From Alec Baldwin, faultlessly chosen as the film’s narrator, to Kumar Pallana’s Pagoda, there is not a single bit of bad casting in the entire movie. These are fully formed, living, breathing individuals who seem present from the opening scene. We feel their frustrations and feel frustrated at them as individuals. We sense their loss, their fears, their joys and the newness of budding love. Gene Hackman may be the largest personality on screen, but one could argue that Angelica Houston holds the entire thing together. Her Etheline is a she-lion who wants to protect her restless young against their wily father. There is a prickly exterior hiding her delicate internal yearning to see the family whole again. She is mother, father, lover and more, and Houston often brings that to the table in a single glance.
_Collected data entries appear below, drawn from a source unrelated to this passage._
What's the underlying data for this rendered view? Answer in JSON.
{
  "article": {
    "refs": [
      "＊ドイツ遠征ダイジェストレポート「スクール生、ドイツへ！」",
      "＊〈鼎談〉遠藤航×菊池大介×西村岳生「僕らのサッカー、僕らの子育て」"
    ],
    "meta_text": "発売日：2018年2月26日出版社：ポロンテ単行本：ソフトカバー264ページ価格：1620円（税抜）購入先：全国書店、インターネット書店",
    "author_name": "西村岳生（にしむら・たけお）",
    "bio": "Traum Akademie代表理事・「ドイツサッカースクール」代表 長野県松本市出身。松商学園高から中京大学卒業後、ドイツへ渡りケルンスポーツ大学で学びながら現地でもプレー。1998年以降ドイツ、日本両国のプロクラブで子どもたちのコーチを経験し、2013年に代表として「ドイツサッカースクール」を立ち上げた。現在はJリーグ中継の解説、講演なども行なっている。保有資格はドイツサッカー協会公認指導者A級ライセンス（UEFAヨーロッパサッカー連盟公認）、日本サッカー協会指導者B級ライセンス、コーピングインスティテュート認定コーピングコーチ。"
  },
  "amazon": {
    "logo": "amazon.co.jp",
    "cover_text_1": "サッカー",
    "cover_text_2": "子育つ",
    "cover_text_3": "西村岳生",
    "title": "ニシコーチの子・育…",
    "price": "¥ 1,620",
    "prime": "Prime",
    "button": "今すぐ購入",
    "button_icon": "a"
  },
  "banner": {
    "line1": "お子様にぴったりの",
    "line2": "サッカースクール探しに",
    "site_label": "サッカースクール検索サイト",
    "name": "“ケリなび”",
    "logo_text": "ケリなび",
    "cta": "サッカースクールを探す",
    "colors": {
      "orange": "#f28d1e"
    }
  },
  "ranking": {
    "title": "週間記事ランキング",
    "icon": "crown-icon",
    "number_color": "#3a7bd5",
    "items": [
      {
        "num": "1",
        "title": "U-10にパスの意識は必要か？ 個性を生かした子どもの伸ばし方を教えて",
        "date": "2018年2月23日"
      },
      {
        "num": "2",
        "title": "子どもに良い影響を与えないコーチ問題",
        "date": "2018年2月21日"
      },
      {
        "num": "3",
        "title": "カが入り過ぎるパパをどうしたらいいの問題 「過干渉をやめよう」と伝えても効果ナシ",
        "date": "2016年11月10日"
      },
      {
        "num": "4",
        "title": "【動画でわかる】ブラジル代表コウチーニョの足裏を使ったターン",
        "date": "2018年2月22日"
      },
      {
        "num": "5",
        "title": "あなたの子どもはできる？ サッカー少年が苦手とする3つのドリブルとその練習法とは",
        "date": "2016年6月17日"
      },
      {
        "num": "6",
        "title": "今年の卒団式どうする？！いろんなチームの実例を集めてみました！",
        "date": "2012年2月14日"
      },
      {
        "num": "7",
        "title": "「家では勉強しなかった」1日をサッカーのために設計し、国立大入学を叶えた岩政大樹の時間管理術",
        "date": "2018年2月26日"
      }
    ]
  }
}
There is barely a blemish on display with The Royal Tenenbaums, and Criterion’s master gives the pastel coloured print added vibrancy. In fact, watching in this format is like discovering The Royal Tenenbaums all over again. Which, in a word, is exhilarating.
Film Grade: A+
Take your pick from a lovely array of supplements. There are Interviews, Behind-the-Scenes bits and bobs, a Scrapbook, Radio Segments and a dandy little Director’s Commentary from the man himself.
Special Features Grade: A-
The Royal Tenenbaums was the making of a great modern voice. Wes Anderson remains one of the most exciting talents in the industry today, with this beautiful masterpiece (and its gorgeous presentation here) holding that legacy together.